O Ministério Público do Supremo Tribunal entendeu que “o despedimento foi ilícito” e que a decisão da Relação devia ser revista pelo Supremo Tribunal de Justiça, precisa-mente porque a empresa não conseguiu provar a sua indisponibilidade para recolocar A. noutro tipo de funções.

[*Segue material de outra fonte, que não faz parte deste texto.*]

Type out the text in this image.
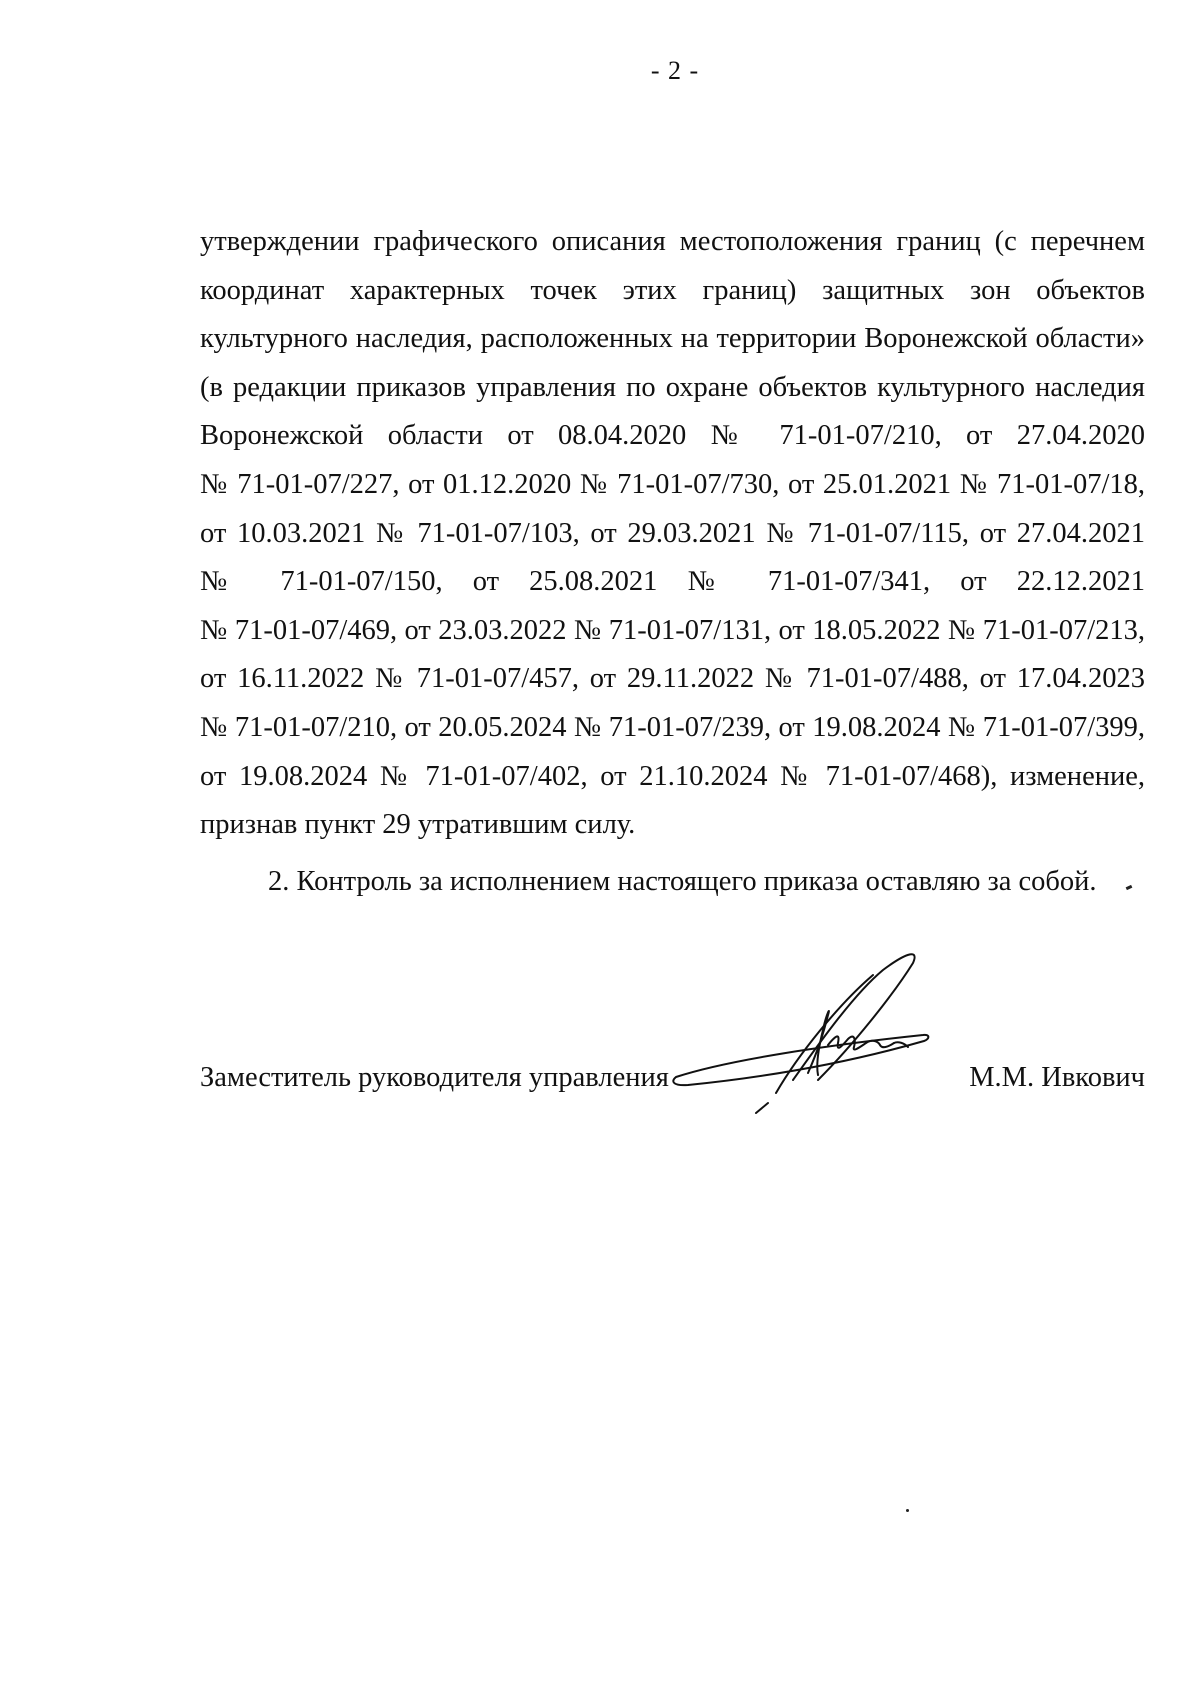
- 2 -
утверждении графического описания местоположения границ (с перечнем
координат характерных точек этих границ) защитных зон объектов
культурного наследия, расположенных на территории Воронежской области»
(в редакции приказов управления по охране объектов культурного наследия
Воронежской области от 08.04.2020 № 71-01-07/210, от 27.04.2020
№ 71-01-07/227, от 01.12.2020 № 71-01-07/730, от 25.01.2021 № 71-01-07/18,
от 10.03.2021 № 71-01-07/103, от 29.03.2021 № 71-01-07/115, от 27.04.2021
№ 71-01-07/150, от 25.08.2021 № 71-01-07/341, от 22.12.2021
№ 71-01-07/469, от 23.03.2022 № 71-01-07/131, от 18.05.2022 № 71-01-07/213,
от 16.11.2022 № 71-01-07/457, от 29.11.2022 № 71-01-07/488, от 17.04.2023
№ 71-01-07/210, от 20.05.2024 № 71-01-07/239, от 19.08.2024 № 71-01-07/399,
от 19.08.2024 № 71-01-07/402, от 21.10.2024 № 71-01-07/468), изменение,
признав пункт 29 утратившим силу.
2. Контроль за исполнением настоящего приказа оставляю за собой.
Заместитель руководителя управления	М.М. Ивкович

O Ministério Público entende que não bastava ao hotel dizer que não tinha outro posto, mas sim prová-lo com “factos concretos”, como a apresentação “da dimensão do quadro de pessoal, o conjunto das categorias profissionais que o integram, o seu preenchimento integral e ainda o mapa do pessoal”.
Como forma de protesto contra o despedimento do cozinheiro infectado com o vírus da Sida, a Associação Médicos Pela Escolha promoveu um «almoço contra a discriminação» cozinhado exclusivamente por seropositivos.
Henrique Barros, coordenador nacional para a infecção HIV/sida, lembrou as únicas três vias de contacto conhecidas:
"O HIV transmite-se através de relações sexuais sem preservativo, por via endovenosa e da grávida para o bebé".
Ao todo, cerca de 40 pessoas compareceram no Bairro Alto, no restaurante "Agito", para um almoço "contra a discriminação".
Uma iniciativa organizada pela Associação Médicos pela Escolha, para contestar as sucessivas decisões judiciais que deram razão ao hotel do Grupo Sana, no caso do cozinheiro despedido por ser seropositivo.
Para Vasco Freire, o acórdão do tribunal "teve como consequência aumentar a discriminação" e afastar os trabalhadores dos médicos do trabalho.
No almoço estiveram também presentes Isabel do Carmo, Maria José Campos, Ana Campos, Jorge Portugal, Rosário Horta, Miguel Vale de Almeida e João Goulão.